We have enjoyed canning and freezing vegetables and fruits for years. I cannot remember a single year going by that my mother didn't make some sort of jam or jelly or preserves. Mike says it is the same in his historical thinking about his family. In fact, I have my mother's pressure canner, my Granny's pressure canner, and Mike's grandmother's pressure canner in my basement kitchen as I am pecking out this post.
I borrowed Mama's canner because Mike came in the house with two bushels of green beans! (We haven't had a chance to test out Mike's grandmother's canner to make sure it is still safe to use after many years of setting idle.)
A couple of weekends ago, I had two canners rocking and shishing and steaming at the same time!
I don't know if you have an idea of how many green beans it takes to make up a bushel. Let me tell you - it takes a LOT of beans!
I think the hardest part is breaking them up into bite-sized pieces. Maybe that is because my hands ache and cramp from just normal usage but holding and snapping beans really takes a toll on me. So, Mike snapped each and every bean. What a guy!
I think the TV western channel played for 48 hours non-stop. Marshall Dillon, The Virginian, The Cartwrights, and The Barkleys joined the Duke in providing company to Mike while he merrily snapped bean after bean! Then, my efforts were required.
First I would dump a large bowl of bite-sized beans into the sink and fill it with water. Then, I swished them around a bit to begin washing the pieces to make sure that all the soil, bits of leaves, etc. were loosened and easy to rinse away.
Then, handful by handful, I would rinse them in clear water and drop them into a colander to drain.
The next step was to pack them into sterile jars. I run my canning jars through the dishwasher because it has a cycle that sterilizes them. Next, I place them into the oven set on 200 degrees to keep them hot. I would remove a cookie sheet holding several jars.
Using my canning funnel, I filled each jar as full as I possibly could get it, shaking the jar and pushing beans down a bit to get one last handful into it. The jars need to be as full as possible without having beans touching the lids.
Because I wanted low-sodium green beans, I sprinkled a half-teaspoon into each jar, measuring carefully.
I worked in batches of fourteen jars because each of my canners will hold seven jars at a time.
Next, I added a teaspoon of apple-cider vinegar to each jar. I don't know why this ingredient is important but my Granny always did that and I do, too!
The next step was to fill each jar up to the mouth with boiling water and slide a plastic spoon handle down the side of the jar and give it a little wiggle to encourage all the air bubbles to float to the top so there would only be an air pocket in the mouth of the jar. I think this is important to prevent breakage during the pressure canning process.
While I was filling the jars with water, I had my lids in a small pan of steaming water in preparation for adding them to tops of the jars.
As I got a batch of jars filled with water, I would add lids to each.
Then a screw-top was attached to each, tightening only till it was finger-tight.

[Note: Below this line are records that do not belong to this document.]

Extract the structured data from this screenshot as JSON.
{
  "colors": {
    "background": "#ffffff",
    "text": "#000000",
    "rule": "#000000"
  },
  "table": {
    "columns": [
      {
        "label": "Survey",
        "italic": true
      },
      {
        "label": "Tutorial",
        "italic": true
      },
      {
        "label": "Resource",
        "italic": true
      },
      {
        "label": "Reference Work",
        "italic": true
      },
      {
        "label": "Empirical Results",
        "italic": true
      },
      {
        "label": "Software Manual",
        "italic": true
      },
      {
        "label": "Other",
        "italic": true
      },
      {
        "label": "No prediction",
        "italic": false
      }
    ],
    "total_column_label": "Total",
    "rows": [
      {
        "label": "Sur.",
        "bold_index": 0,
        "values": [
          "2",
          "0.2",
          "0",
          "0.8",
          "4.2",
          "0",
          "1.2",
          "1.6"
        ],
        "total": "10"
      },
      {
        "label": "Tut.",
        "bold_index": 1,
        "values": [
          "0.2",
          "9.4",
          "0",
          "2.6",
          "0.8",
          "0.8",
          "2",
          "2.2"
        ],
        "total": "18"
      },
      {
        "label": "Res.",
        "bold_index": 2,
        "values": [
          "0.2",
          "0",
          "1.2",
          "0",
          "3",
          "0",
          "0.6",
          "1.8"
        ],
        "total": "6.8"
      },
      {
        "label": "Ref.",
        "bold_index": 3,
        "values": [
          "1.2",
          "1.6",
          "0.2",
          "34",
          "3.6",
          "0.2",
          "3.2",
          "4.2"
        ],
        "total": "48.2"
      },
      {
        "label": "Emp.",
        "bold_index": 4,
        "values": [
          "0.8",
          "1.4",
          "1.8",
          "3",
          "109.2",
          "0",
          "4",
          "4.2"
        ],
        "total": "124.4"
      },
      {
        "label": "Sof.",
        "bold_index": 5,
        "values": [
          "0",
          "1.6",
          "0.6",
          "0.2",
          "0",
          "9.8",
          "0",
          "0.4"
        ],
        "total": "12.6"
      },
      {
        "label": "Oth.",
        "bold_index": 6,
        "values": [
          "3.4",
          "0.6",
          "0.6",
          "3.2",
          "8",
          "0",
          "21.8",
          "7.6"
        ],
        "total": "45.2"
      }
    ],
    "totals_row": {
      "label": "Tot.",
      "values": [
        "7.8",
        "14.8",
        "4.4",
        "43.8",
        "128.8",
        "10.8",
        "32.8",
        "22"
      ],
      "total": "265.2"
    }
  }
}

Next, I trekked down the steps with seven jars and loaded each of the canners. (I cheated a wee bit and had the water in each canner heating so that it wouldn't take quite as long after adding the jars of beans for the water to come to a boil in the canner to provide the steam pressure which processed the beans and caused the jars to seal.)
Once each canner was loaded with seven jars, I attached the top and let it go to work.
The old-fashioned, basement stove with the coil heating elements seem to work better with the canner than my glass-topped stove-top that is upstairs. So, that is the primary reason that the actual canning takes place downstairs.
It is easy to hear when the canner seals and the little top pressure regulator starts to jiggle and the steam starts to shish-shish-shish. I left the jars processing in the pressure canner for twenty minutes after the canner sealed and the regulator began to jiggle just as my Ball Blue Book Guide to Preserving book suggested.
Then, I removed the canner from the heat and let it cool before removing the lid, lifting out the jars to cool, and starting the process all over again. Almost immediately the lids began pinging to indicate they were sealing.
Together, Mike and I canned 52 quarts and 3 pints of green beans. I'm telling you, two bushels is a LOT of green beans. Everybody might get a jar of beans in their Christmas stocking this year!
Other things I learned from this experience:
- Two bushels is a lot of beans.
- Do all the prep work downstairs instead of running up and down the stairs.
- Two bushels is a lot of beans.
- Don't tackle this project the weekend before you go back to school and work long hours and through the weekend for two weeks without a day off.
- Two bushels is a lot of beans.
- Don't tackle this project after you have spent the week freezing squash and peaches and making peach preserves.
- Two bushels is a lot of beans.
- I may be getting a little too old to do this kind of thing in bulk like that.
Mainly, I know all this because two bushels is a lot of beans!